Holzraspeln spritzen durch die Luft, die Maschine rattert laut in der stickigen Werkstatt direkt hinter dem kleinen Laden. Überall stehen alte Maschinen, es liegen Leisten herum. Es gibt keine freie Wand, keine Ecke ohne Gerätschaft. Eine Adler-Nähmaschine ist älter als die Großeltern, stammt aus einer Zeit vor dem zweiten Weltkrieg. Im Schaufenster stehen ein paar fertige Lederschuhe. Manche gehören eigentlich Ralf Mannigel. Beide Brüder lieben ihre Schuhe, Rainer Mannigel schätzt, dass er 60 Paar zu Hause hat.

In einem zweiten Raum stehen weitere Maschinen. Mit einer kann Ralf Mannigel einen Plastikschuh herstellen. Er legt die Holzleiste hinein, die Luft wird tiefgezogen, es entsteht ein Vakuum, und das durch die Hitze formbare Plastik stülpt sich um den Leisten. Kurze Zeit riecht es in der ganzen Werkstatt nach Plastik. „Den Glasschuh, so nennen wir das, kann der Kunde probieren und schauen, ob er richtig passt“, sagt Rainer Mannigel. Dementsprechend ändern die Schumacher den Leisten ab, schleifen weiter oder kleben wieder Kork und Leder dazu.

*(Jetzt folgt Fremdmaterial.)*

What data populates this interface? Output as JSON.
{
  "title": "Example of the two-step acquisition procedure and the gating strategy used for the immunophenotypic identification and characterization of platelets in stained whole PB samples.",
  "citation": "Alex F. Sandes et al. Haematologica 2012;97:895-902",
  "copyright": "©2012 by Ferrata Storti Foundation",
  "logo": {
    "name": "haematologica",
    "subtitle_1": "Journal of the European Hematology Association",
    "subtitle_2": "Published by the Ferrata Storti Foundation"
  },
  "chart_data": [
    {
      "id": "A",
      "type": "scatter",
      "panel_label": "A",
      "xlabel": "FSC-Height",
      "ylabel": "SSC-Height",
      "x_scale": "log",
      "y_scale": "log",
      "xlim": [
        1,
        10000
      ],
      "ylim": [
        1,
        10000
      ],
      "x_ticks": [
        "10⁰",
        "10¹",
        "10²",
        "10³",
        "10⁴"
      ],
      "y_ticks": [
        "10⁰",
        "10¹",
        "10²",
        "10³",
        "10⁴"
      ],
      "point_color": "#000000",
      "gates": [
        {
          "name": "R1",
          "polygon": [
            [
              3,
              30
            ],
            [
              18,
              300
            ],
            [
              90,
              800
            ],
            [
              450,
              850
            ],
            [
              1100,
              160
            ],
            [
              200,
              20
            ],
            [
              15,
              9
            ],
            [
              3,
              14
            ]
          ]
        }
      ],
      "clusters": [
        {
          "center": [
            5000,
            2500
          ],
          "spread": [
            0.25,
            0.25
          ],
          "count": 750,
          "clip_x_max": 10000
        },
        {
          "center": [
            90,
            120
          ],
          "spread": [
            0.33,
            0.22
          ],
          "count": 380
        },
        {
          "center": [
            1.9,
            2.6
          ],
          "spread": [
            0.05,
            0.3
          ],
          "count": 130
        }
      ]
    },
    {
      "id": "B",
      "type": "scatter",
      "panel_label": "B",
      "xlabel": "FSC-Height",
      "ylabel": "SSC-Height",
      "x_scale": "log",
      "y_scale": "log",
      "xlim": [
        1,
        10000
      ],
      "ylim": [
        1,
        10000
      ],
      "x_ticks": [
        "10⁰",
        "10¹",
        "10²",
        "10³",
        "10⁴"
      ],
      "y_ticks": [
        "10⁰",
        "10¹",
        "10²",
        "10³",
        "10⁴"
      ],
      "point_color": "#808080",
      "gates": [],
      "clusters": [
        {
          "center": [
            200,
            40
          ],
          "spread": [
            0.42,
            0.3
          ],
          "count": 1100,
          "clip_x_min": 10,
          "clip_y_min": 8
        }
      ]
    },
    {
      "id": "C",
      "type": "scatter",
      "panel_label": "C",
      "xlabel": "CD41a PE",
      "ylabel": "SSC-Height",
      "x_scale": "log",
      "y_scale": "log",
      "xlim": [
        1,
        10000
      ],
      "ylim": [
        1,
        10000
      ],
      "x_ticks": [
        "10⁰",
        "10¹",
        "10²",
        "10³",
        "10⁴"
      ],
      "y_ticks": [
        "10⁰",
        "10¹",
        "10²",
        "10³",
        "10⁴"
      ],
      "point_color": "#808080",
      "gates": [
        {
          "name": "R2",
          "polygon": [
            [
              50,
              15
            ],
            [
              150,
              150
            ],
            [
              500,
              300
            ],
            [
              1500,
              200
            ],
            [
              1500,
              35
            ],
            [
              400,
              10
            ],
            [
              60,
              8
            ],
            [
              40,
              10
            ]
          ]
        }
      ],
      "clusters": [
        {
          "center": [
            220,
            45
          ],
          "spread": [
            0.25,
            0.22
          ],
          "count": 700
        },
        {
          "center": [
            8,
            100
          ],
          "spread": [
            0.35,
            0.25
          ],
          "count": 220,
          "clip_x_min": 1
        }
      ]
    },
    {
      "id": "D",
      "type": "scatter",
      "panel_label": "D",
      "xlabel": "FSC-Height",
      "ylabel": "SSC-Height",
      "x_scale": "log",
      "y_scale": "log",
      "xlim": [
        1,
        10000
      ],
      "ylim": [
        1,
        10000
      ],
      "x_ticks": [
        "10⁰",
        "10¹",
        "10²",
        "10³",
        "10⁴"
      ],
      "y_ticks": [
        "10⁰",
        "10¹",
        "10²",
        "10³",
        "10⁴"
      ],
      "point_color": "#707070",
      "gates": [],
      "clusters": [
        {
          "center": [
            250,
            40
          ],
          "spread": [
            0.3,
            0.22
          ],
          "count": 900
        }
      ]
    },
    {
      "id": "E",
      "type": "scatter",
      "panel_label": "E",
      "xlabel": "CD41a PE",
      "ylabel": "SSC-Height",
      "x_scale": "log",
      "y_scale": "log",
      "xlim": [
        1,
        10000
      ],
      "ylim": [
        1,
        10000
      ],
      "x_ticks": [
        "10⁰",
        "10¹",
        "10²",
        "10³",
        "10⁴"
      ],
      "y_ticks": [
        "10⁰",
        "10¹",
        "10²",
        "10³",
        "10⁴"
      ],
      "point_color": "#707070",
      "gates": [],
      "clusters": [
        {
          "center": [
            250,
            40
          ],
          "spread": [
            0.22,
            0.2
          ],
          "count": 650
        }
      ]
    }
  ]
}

500 Leisten gibt es bei den Mannigels. Mindestens. „Jeder Kunde hat seinen, verändert sich der Fuß, verändert sich auch der Leisten.“ Aus dem dreidimensionalen Leisten entstehen zweidimensionale Vorlagen für die Schäfte aus Leder. „Wir schneiden nie mit einer Schere, immer mit einem Messer“, sagt Ralf Mannigel. Das sei gerader. Zum Buggen, dem Einschlagen oder Umschlagen des Leders, gibt es auch extra eine Maschine. „So entsteht eine Lederkante, die eleganter und weniger anfällig ist.“

Auch die Muster im Leder setzt der Schuhmacher per Hand. Links hält er das Locheisen, rechts den Hammer. Damit stanzt er exakt gleich weit entfernte Löcher ins Leder. Außen- und Innenleder näht Ralf Mannigel dann an einer speziellen Maschine zusammen. Vier Tage braucht er zur Vorbereitung, ehe der tatsächliche Schuhbau beginnt. Insgesamt kann man pro Schuh rund eine Woche Arbeitszeit veranschlagen.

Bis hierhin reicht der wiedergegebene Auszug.